Abstract:
Imipenem/cilastatin/relebactam is approved for the treatment of serious gram-negative bacterial infections in adults. This study assessed the pharmacokinetics (PK), safety, and tolerability of a single dose of imipenem/cilastatin/relebactam (with a fixed 2:1 ratio of imipenem/cilastatin to relebactam, and with a maximum dose of 15 mg/kg imipenem and 15 mg/kg cilastatin [≤500 mg imipenem and ≤500 mg cilastatin] and 7.5 mg/kg relebactam [≤250 mg relebactam]) in children with confirmed/suspected gram-negative bacterial infections receiving standard-of-care antibacterial therapy. In this phase 1, noncomparative study (ClinicalTrials.gov identifier, NCT03230916), PK parameters from 46 children were analyzed using both population modeling and noncompartmental analysis. The PK/pharmacodynamic (PD) target for imipenem was percent time of the dosing interval that unbound plasma concentration exceeded the minimum inhibitory concentration (%fT>MIC) of ≥30% (MIC = 2 mcg/mL). For relebactam, the PK/PD target was a free drug area under the plasma concentration-time curve (AUC) normalized to MIC (at 2 mcg/mL) of ≥8.0 (equivalent to an AUC from time zero extrapolated to infinity of ≥20.52 mcg·h/mL). Safety was assessed up to 14 days after drug infusion.
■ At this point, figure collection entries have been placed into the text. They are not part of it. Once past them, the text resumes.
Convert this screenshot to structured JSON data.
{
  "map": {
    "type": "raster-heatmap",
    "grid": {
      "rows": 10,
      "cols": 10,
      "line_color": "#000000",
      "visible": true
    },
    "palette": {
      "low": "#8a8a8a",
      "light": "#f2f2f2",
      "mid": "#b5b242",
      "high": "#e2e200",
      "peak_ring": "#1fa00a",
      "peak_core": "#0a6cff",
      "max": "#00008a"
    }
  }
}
For imipenem, the ranges for the geometric mean %fT>MIC and maximum concentration (Cmax ) across age cohorts were 56.5%-93.7% and 32.2-38.2 mcg/mL, respectively. For relebactam, the ranges of the geometric mean Cmax and AUC from 0 to 6 hours across age cohorts were 16.9-21.3 mcg/mL and 26.1-55.3 mcg·h/mL, respectively. In total, 8/46 (17%) children experienced ≥1 adverse events (AEs) and 2/46 (4%) children experienced nonserious AEs that were deemed drug related by the investigator. Imipenem and relebactam exceeded plasma PK/PD targets; single doses of imipenem/cilastatin/relebactam were well tolerated with no significant safety concerns identified. These results informed imipenem/cilastatin/relebactam dose selection for further pediatric clinical evaluation.
摘要:
亚胺培南/西司他丁/雷巴坦被批准用于治疗成人严重的革兰氏阴性菌感染。这项研究评估了药代动力学(PK),安全,和单剂量亚胺培南/西司他丁/来巴坦的耐受性(亚胺培南/西司他丁与来巴坦的固定比例为2:1,最大剂量为15mg/kg亚胺培南和15mg/kg西司他丁[≤500mg亚胺培南和≤500mg西司他丁]和7.5mg/kg瑞利巴坦[≤250mg瑞利巴坦])在确诊/疑似革兰氏阴性菌感染的儿童中接受标准护理抗菌治疗。在此第一阶段,非比较研究(ClinicalTrials.gov标识符,NCT03230916),亚胺培南的PK/药效学(PD)目标是未结合的血浆浓度超过≥30%(MIC=2μg/mL)的最小抑制浓度(%fT>MIC)的给药间隔的时间百分比.为了释放巴坦,PK/PD目标是浓度-时间曲线下的游离面积(AUC)归一化为MIC(2μg/mL)≥8.0(相当于AUC从0外推至无穷大≥20.52μg·h/mL),分别。在药物输注后长达14天评估安全性。对于亚胺培南,几何平均值%fT>MIC和最大浓度(Cmax)的范围是56.5%-93.7%和32.2-38.2μg/mL,分别。为了释放巴坦,从0到6小时,各年龄组的几何平均Cmax和AUC的范围为16.9-21.3μg/mL和26.1-55.3μg·h/mL,分别。8/46(17%)儿童经历了≥1次不良事件,2/46(4%)儿童经历了研究者认为与药物相关的非严重不良事件。亚胺培南和雷巴坦超过了血浆PK/PD目标;单剂量亚胺培南/西司他丁/雷巴坦的耐受性良好,没有发现明显的安全性问题。这些结果为亚胺培南/西司他丁/雷巴坦的剂量选择提供了信息,以进行进一步的儿科临床评估。本文受版权保护。保留所有权利。